Uma outra sessão de natureza privada denominada "jurema de chão", foi descrita por
Fernandes (1938):
(...) estava no chão, ao centro, uma toalha de algodão quadriculada, tinha no meio um
crucifixo pequeno e ao redor pratos fundos cheios de fumo picado, alternados com
castiçais grosseiros com velas acesas.
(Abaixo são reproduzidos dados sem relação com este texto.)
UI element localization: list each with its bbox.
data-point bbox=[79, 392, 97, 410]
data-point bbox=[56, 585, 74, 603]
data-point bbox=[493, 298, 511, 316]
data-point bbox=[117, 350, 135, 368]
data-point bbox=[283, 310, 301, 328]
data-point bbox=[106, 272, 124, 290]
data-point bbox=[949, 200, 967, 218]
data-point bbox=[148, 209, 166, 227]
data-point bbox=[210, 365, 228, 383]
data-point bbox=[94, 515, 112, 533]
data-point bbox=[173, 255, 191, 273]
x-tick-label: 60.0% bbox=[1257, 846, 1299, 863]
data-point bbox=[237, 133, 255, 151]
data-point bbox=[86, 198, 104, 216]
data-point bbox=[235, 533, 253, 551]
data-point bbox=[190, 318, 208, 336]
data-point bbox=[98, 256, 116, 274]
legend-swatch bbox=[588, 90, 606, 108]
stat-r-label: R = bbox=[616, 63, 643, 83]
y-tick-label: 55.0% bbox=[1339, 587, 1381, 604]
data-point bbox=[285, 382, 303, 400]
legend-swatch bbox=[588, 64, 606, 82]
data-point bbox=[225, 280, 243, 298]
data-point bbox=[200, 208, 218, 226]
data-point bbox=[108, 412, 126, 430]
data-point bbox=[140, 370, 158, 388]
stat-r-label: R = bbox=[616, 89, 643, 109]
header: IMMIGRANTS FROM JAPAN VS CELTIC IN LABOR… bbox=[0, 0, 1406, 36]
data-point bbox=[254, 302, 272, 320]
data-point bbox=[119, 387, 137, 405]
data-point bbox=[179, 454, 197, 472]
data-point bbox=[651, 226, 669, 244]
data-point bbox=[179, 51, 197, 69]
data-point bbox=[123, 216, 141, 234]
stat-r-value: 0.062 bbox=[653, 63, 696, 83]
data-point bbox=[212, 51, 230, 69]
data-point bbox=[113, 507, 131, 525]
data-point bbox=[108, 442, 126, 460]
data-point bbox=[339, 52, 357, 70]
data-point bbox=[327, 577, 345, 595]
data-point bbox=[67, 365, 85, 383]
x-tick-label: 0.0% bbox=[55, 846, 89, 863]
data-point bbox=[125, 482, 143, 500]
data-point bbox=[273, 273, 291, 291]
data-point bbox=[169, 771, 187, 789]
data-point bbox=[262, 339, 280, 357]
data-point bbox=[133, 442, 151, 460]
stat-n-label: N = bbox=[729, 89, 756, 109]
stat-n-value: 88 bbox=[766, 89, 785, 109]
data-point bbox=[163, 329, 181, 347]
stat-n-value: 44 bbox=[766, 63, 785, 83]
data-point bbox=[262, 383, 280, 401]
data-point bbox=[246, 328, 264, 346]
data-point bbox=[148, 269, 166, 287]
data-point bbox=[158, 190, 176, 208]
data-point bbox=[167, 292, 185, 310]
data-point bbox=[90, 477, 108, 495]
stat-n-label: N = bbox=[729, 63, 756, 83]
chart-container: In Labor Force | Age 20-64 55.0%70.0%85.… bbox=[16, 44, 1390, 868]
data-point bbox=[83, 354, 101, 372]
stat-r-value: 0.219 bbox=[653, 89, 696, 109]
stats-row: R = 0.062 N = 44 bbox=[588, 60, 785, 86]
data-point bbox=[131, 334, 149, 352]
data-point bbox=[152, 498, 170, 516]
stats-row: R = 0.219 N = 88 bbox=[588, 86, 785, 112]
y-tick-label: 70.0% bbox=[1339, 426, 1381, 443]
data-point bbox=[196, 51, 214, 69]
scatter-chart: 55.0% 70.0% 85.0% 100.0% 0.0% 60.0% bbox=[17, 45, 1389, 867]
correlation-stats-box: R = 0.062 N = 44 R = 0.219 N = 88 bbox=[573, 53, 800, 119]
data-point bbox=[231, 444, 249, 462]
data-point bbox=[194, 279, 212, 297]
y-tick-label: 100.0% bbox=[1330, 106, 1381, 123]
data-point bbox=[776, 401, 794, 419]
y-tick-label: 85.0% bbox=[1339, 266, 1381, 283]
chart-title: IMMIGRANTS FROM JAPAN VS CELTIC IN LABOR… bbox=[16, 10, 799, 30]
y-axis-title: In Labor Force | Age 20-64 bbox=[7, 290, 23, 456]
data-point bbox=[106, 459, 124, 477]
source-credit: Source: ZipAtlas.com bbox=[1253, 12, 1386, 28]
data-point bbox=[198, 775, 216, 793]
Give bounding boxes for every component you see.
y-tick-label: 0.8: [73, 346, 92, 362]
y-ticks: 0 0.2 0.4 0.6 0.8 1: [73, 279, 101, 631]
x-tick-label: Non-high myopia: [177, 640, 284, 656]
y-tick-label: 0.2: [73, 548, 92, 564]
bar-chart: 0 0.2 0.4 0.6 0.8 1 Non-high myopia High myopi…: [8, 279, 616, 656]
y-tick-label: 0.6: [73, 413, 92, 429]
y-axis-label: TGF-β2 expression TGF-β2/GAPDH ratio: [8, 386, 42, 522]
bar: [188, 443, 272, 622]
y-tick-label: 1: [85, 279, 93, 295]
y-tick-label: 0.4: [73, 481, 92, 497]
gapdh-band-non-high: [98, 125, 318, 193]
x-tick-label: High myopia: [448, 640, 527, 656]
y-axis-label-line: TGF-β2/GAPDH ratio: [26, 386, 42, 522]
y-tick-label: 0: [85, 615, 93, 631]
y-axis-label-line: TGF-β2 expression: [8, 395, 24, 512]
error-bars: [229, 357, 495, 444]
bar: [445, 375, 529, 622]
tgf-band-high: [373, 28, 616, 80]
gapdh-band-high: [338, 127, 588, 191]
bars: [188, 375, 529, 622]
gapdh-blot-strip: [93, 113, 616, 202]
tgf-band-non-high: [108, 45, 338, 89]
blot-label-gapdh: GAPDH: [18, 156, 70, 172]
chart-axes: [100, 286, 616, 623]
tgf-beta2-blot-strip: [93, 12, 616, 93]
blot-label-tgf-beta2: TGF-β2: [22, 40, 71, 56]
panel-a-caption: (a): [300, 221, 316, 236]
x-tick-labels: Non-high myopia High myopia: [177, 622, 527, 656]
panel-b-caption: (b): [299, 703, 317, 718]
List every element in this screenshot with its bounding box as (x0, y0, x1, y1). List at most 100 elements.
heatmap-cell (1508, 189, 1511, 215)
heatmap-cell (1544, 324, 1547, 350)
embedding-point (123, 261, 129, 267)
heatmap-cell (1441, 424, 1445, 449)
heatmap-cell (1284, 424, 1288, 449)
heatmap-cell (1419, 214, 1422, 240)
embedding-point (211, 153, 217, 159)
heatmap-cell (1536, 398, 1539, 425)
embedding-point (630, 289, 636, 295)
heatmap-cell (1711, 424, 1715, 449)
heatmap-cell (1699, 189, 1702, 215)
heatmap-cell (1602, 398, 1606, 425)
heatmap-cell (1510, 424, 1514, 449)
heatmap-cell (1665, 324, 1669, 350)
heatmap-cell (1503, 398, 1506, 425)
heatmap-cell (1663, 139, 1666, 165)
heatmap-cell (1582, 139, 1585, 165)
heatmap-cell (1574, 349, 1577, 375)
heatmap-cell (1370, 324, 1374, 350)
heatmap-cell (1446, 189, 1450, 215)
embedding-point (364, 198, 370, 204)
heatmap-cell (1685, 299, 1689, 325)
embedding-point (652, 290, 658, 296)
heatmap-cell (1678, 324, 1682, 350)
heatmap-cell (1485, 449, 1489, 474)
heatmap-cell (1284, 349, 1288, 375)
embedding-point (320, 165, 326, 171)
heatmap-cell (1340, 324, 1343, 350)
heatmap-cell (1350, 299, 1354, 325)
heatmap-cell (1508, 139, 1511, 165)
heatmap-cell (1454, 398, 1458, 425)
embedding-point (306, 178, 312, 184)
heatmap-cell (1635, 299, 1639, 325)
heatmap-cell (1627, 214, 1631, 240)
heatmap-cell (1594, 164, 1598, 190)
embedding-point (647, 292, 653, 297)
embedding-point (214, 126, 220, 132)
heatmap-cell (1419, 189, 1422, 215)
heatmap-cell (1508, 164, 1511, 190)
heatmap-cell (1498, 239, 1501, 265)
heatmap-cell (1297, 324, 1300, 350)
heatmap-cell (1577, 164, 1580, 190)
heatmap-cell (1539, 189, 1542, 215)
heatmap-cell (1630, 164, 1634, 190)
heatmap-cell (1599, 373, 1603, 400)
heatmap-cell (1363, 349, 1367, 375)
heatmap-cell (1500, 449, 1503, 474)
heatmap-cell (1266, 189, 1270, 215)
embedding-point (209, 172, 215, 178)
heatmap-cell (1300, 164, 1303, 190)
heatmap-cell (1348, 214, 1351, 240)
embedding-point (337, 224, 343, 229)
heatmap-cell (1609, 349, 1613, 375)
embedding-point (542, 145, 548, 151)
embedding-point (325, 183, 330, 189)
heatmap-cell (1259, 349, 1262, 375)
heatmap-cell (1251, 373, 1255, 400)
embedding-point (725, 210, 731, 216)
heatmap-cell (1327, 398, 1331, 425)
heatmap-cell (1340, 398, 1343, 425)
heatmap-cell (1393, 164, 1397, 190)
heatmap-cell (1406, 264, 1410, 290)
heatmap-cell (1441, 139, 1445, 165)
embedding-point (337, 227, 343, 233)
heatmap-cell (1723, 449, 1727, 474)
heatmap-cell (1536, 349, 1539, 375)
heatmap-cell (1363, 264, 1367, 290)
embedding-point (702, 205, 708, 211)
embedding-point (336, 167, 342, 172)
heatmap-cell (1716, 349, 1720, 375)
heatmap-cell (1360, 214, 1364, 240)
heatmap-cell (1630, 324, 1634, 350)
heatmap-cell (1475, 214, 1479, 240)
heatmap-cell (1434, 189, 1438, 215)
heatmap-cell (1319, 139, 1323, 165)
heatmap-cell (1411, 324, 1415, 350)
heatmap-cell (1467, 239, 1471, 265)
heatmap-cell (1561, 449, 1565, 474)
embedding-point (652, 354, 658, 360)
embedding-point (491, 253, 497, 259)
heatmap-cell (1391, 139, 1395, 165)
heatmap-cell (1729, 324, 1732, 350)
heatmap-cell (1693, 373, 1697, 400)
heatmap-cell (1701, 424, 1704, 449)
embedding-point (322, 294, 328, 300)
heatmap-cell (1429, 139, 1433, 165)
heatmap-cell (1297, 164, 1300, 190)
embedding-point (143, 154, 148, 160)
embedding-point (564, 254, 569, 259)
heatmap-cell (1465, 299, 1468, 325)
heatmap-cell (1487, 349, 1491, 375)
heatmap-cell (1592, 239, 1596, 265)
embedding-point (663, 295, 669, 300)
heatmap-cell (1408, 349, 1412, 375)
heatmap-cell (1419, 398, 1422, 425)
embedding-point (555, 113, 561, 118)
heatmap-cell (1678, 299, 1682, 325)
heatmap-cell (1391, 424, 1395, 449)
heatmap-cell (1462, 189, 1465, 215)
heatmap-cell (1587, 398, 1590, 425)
Todos ao redor de "mesa" (apesar de estar
diretamente sobre o chão de terra batida, chamam à arrumação de "mesa"), inicia o
catimbozeiro a sessão. para isso apanha, muito solene, abaixando-se, o crucifixo.
Ergue-o no ar, elevando-o por cima da cabeça, baixando as mãos depois até a altura da
testa.
benze-se assim de crucifixo na mão, mas só da testa para o nariz, é um " em nome do
Padre" incompleto abreviado, isto feito vai começar o ritual da abertura de mesa.
Aberta a mesa, acende os cachimbos e entra a defumar lodos os presentes, para
afastar os maus, os encostos e qualquer mal encausado, defuma soprando fumaça dos
pés a cabeça das pessoas, invertendo a posição de uso do cachimbo, defuma
e depois cicia, após cada baforada, palavras incompreensíveis e tão apressadamente
que não se as pode gravar.
Terminado o ofício defumatório, ato mágico com finalidade protetora individual, torna
a cantar, agora o "fecha a mesa", muito parecido com o cântico de abertura.
Esta sessão é de tipo puramente defensivo e tem muita voga, fazendo-se com grande
número de presentes.
Durante a realização dos rituais e "trabalhos" de mesa de catimbó, fuma-se e bebe-se
aguardente ("cauim").
O "mestre" só fuma o seu cachimbo às avessas, pondo a boca no fornilho e soprando
a fumaça pelo canudo para os " quatro cantos da mesa", monologando baixinho uma
oração católica.
É por meio do fumo, tragando a fumaça ou respirando profundamente, que o transe é
obtido, no catimbó "o transe é produzido por processos físicos, pela intoxicação, em
parte com fumo e sobretudo com a jurema.
Durante o transe, o mestre apresenta algumas características: voz típica, modos
peculiares, gestos, cantiga.
Antes, o transe só atingia o Mestre, só ele recebia as comunicações, hoje, qualquer um
pode dar os sinais da atuação e estrebuchar, com o corpo possuído por um
'Mestre' invisível".
A farmacopeia dos catimbós é tirada basicamente da flora, originando uma flora
medicinal do catimbó, encontrado o problema que aflige o cliente, os "mestres" do
catimbó recorrem, então, a sementes, cascas, raízes, folhas, raminhos e flores
preparados por eles ou indicados mediante conselhos técnicos para o preparo do
cozimento, defumação, lambedor (xarope), chá, emplastro, fricção, banho, fumigação
etc.
As descrições do catimbó feitas por diferentes estudiosos e apresentadas
anteriormente se baseiam em dados coletados a partir da década de 1920, na região
do litoral e do agreste nordestinos, compreendendo o espaço que vai do Rio Grande
do Norte até Alagoas.
Predomina na região características de uma sociedade rural que procura manter os
vínculos de uma cultura tradicional, marcada pela religiosidade de um catolicismo
popular.
Um período em que as práticas religiosas diversas do catolicismo oficial e dominante
são proibidas e perseguidas pela força policial e pela sociedade geral.